On se ferait néanmoins une grande et dangereuse illusion, si l’on s’imaginait qu’avec tout bail légalement mis en règle, les choses sont pour le mieux dans la plus facile des combinaisons possibles. Un bail est acte grave pour les deux parties contractantes, tellement grave que des agronomes, comme MM. de Gasparin, Girardin et du Breuil, etc., ont cru fortifier encore le caractère scientifique de leurs ouvrages en donnant des modèles de baux applicables à diverses situations agricoles. En effet, le preneur et le bailleur ont des intérêts solidaires, parfois identiques, parfois opposés. Le fermier veut payer moins, le propriétaire veut obtenir plus. Le fermier travaille à entretenir la terre dans sa fécondité pendant tout le temps qu’il l’exploite ; mais s’il ne consulte que son avantage personnel, il inclinera souvent, pendant les dernières années de son exploitation, à tirer des champs tout ce que ceux-ci renferment d’assimilable, à les laisser entre les mains de son successeur aussi misérables et appauvris que possible. Le propriétaire, de son côté, doit s’efforcer de maintenir toujours intacte la fertilité de son domaine, et même en poursuivre la constante amélioration, afin d’en obtenir ensuite un meilleur fermage. Il s’agit donc de concilier ces prétentions contraires. L’intervention du propriétaire peut-elle d’ailleurs entièrement cesser dès qu’un bail régulier a transféré au fermier tous les droits que le maître aliène ? Non, car un propriétaire ne doit pas seulement assurer l’avenir de ses intérêts, il doit aussi remplir dans toute son étendue la mission sociale qui résulte de la possession du sol. C’est ce que fera comprendre la suite de cette étude.
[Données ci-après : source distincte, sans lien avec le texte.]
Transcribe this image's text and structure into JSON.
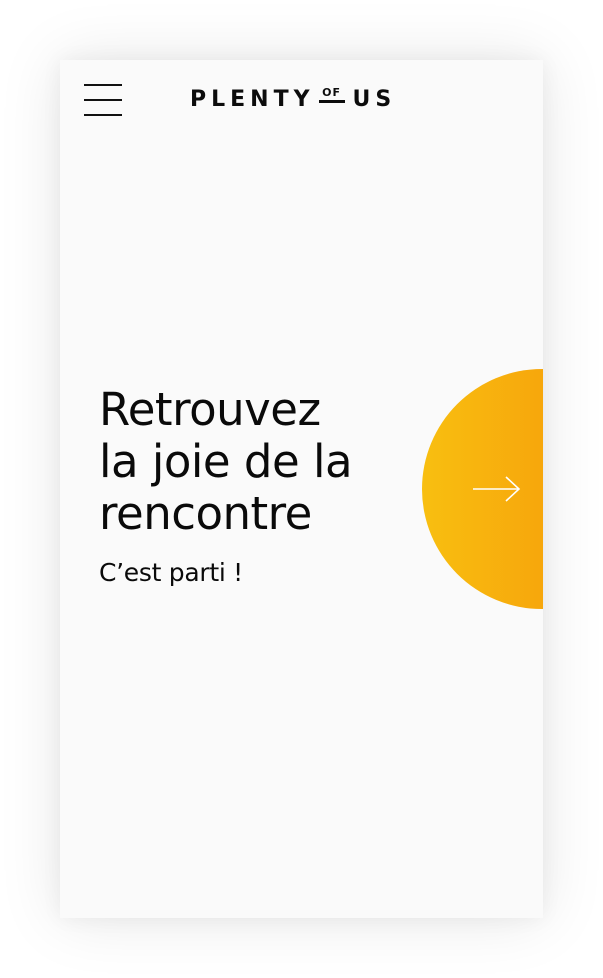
{
  "header": {
    "menu_icon": "hamburger-menu-icon",
    "logo": {
      "word1": "PLENTY",
      "of": "OF",
      "word2": "US"
    }
  },
  "hero": {
    "headline_lines": [
      "Retrouvez",
      "la joie de la",
      "rencontre"
    ],
    "subtitle": "C’est parti !",
    "cta_icon": "arrow-right-icon"
  },
  "colors": {
    "background": "#fafafa",
    "text": "#0a0a0a",
    "accent_start": "#f8bf10",
    "accent_end": "#f58c06"
  }
}
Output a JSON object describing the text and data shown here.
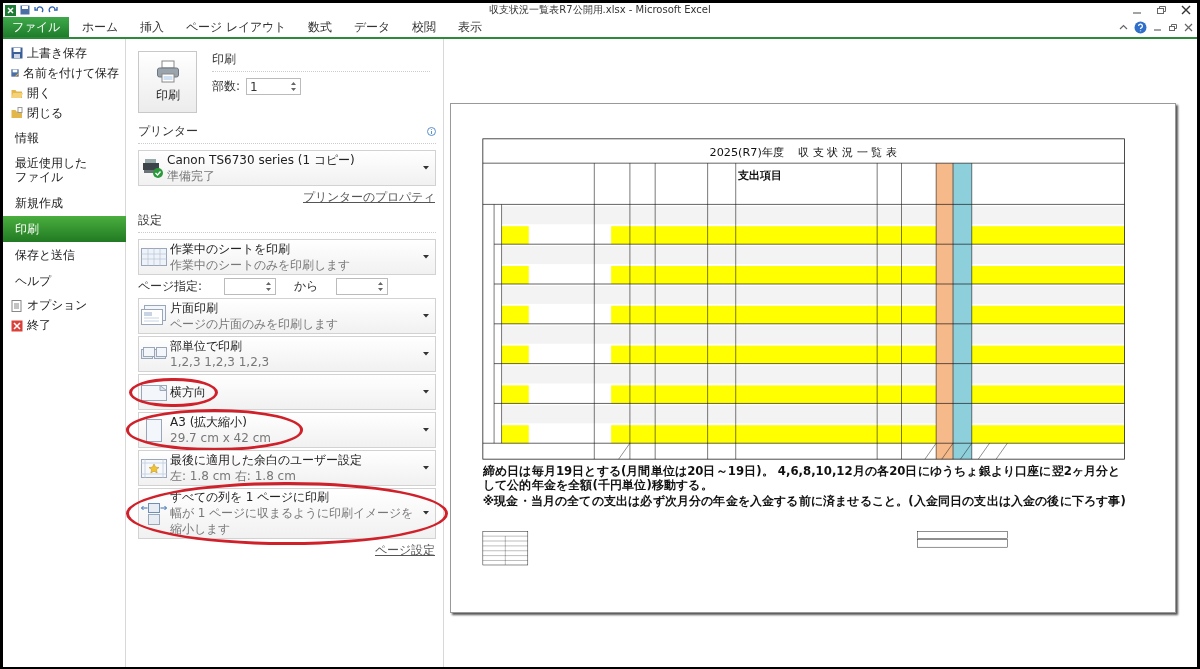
{
  "window": {
    "title": "収支状況一覧表R7公開用.xlsx  -  Microsoft Excel"
  },
  "ribbon_tabs": [
    {
      "label": "ファイル",
      "selected": true
    },
    {
      "label": "ホーム",
      "selected": false
    },
    {
      "label": "挿入",
      "selected": false
    },
    {
      "label": "ページ レイアウト",
      "selected": false
    },
    {
      "label": "数式",
      "selected": false
    },
    {
      "label": "データ",
      "selected": false
    },
    {
      "label": "校閲",
      "selected": false
    },
    {
      "label": "表示",
      "selected": false
    }
  ],
  "backstage_nav": [
    {
      "label": "上書き保存",
      "kind": "save",
      "selected": false
    },
    {
      "label": "名前を付けて保存",
      "kind": "save-as",
      "selected": false
    },
    {
      "label": "開く",
      "kind": "open",
      "selected": false
    },
    {
      "label": "閉じる",
      "kind": "close",
      "selected": false
    },
    {
      "label": "情報",
      "kind": "section",
      "selected": false
    },
    {
      "label": "最近使用したファイル",
      "kind": "section",
      "selected": false
    },
    {
      "label": "新規作成",
      "kind": "section",
      "selected": false
    },
    {
      "label": "印刷",
      "kind": "section",
      "selected": true
    },
    {
      "label": "保存と送信",
      "kind": "section",
      "selected": false
    },
    {
      "label": "ヘルプ",
      "kind": "section",
      "selected": false
    },
    {
      "label": "オプション",
      "kind": "options",
      "selected": false
    },
    {
      "label": "終了",
      "kind": "exit",
      "selected": false
    }
  ],
  "print_panel": {
    "heading": "印刷",
    "button": "印刷",
    "copies_label": "部数:",
    "copies": "1"
  },
  "printer": {
    "heading": "プリンター",
    "name": "Canon TS6730 series (1 コピー)",
    "status": "準備完了",
    "properties_link": "プリンターのプロパティ"
  },
  "settings": {
    "heading": "設定",
    "items": [
      {
        "kind": "what",
        "title": "作業中のシートを印刷",
        "subtitle": "作業中のシートのみを印刷します",
        "circled": false
      },
      {
        "kind": "page_range",
        "label": "ページ指定:",
        "to_label": "から"
      },
      {
        "kind": "sides",
        "title": "片面印刷",
        "subtitle": "ページの片面のみを印刷します",
        "circled": false
      },
      {
        "kind": "collate",
        "title": "部単位で印刷",
        "subtitle": "1,2,3    1,2,3    1,2,3",
        "circled": false
      },
      {
        "kind": "orientation",
        "title": "横方向",
        "circled": true
      },
      {
        "kind": "paper",
        "title": "A3 (拡大縮小)",
        "subtitle": "29.7 cm x 42 cm",
        "circled": true
      },
      {
        "kind": "margins",
        "title": "最後に適用した余白のユーザー設定",
        "subtitle": "左:  1.8 cm    右:  1.8 cm",
        "circled": false
      },
      {
        "kind": "scaling",
        "title": "すべての列を 1 ページに印刷",
        "subtitle": "幅が 1 ページに収まるように印刷イメージを縮小します",
        "circled": true
      }
    ],
    "page_setup_link": "ページ設定"
  },
  "preview": {
    "title": "2025(R7)年度　 収 支 状 況 一 覧 表",
    "expense_header": "支出項目",
    "rows": [
      {
        "highlighted": false
      },
      {
        "highlighted": true
      },
      {
        "highlighted": false
      },
      {
        "highlighted": true
      },
      {
        "highlighted": false
      },
      {
        "highlighted": true
      },
      {
        "highlighted": false
      },
      {
        "highlighted": true
      },
      {
        "highlighted": false
      },
      {
        "highlighted": true
      },
      {
        "highlighted": false
      },
      {
        "highlighted": true
      }
    ],
    "notes": [
      "締め日は毎月19日とする(月間単位は20日～19日)。 4,6,8,10,12月の各20日にゆうちょ銀より口座に翌2ヶ月分として公的年金を全額(千円単位)移動する。",
      "※現金・当月の全ての支出は必ず次月分の年金を入金する前に済ませること。(入金同日の支出は入金の後に下ろす事)"
    ]
  }
}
La première mesure de prudence qu’observera un homme expérimenté sera de ne louer sa terre qu’à un fermier assez honnête pour

  1. M. Menard à Huppemeau (Loir-et-Cher) paie de 4 à 6 francs par hectare, M. Decauville à Petit-Bourg (Seine-et-Oise) paie une centaine de francs ; l’un et l’autre réussissent, gagnent de l’argent, et obtiennent en récompense de leurs utiles travaux la grande prime d’honneur.